Objection 6: “Pope Francis’ criticism of neoliberal laissez-faire capitalism is a radical break from Church teaching on the subject.”
Respondeo: In critiquing free-market, neoliberal capitalism, Francis stands on the shoulders of Pope Emeritus Benedict XVI (2010 World Day of Peace Message, no. 7; Caritas in Veritate, nos. 35-36), St. John Paul II (Centesiums Annus, no. 42), and Pope Paul VI (Populorem Progressio, no. 26), who have all insisted that neoliberal laissez-faire capitalism is inconsistent with Catholic Social Teaching.
Objection 6: “Pope Francis’ critique of capitalism and structural injustice makes him a Marxist.”
Respondeo: Pope Francis has explicitly denounced this objection (which was given after the publication of Evangelii Gaudium): “There is nothing in the Exhortation that cannot be found in the social Doctrine of the Church. I wasn’t speaking from a technical point of view, what I was trying to do was to give a picture of what is going on. The only specific quote I used was the one regarding the ‘trickle-down theories’ which assume that economic growth, encouraged by a free market, will inevitably succeed in bringing about greater justice and social inclusiveness in the world. The promise was that when the glass was full, it would overflow, benefiting the poor. But what happens instead, is that when the glass is full, it magically gets bigger nothing ever comes out for the poor. This was the only reference to a specific theory. I was not, I repeat, speaking from a technical point of view but according to the Church’s social doctrine. This does not mean being a Marxist.”

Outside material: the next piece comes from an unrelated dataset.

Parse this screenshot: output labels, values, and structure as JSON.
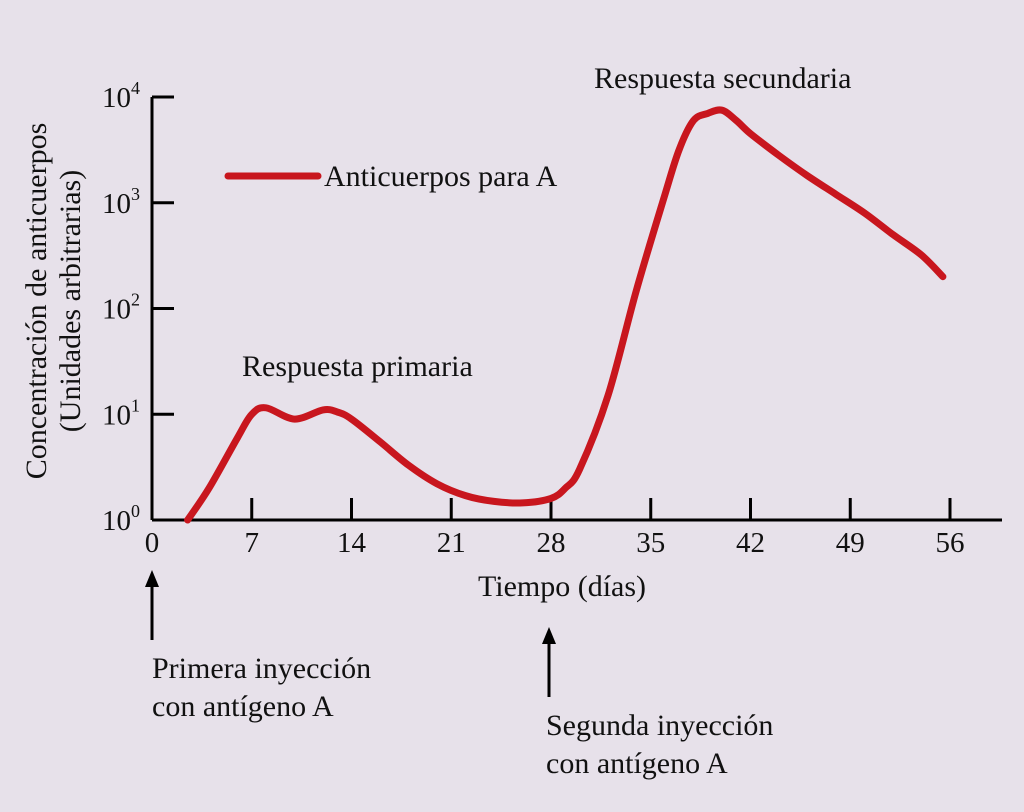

Objection 7: “Catholics cannot address climate change because doing so means supporting population control and compromising our commitment to protecting human life and dignity.”
Respondeo: The USCCB-endorsed Catholic Climate Covenant has published a page which demonstrates that attention to climate change is not antithetical to Catholic magisterial teaching on human life and dignity. In light of the World Health Organization statistic that climate change currently causes 150,000 annual deaths, many Catholics additionally argue that the mitigation of climate change in fact protects and promotes the Church’s commitment to human life and dignity.
Despite these responses to likely objections, I’m sure that there will inevitably be a contingent of Catholics who remain fundamentally opposed to Francis’ encyclical based on commitments to ideologies that collide with Catholic Social Teaching. Nevertheless, it seems prudent to anticipate the critiques that this group will likely level against the pope in order to make sure that a vocal minority does not take away from the encyclical that will likely be a groundbreaking moment for the Church—and hopefully the world.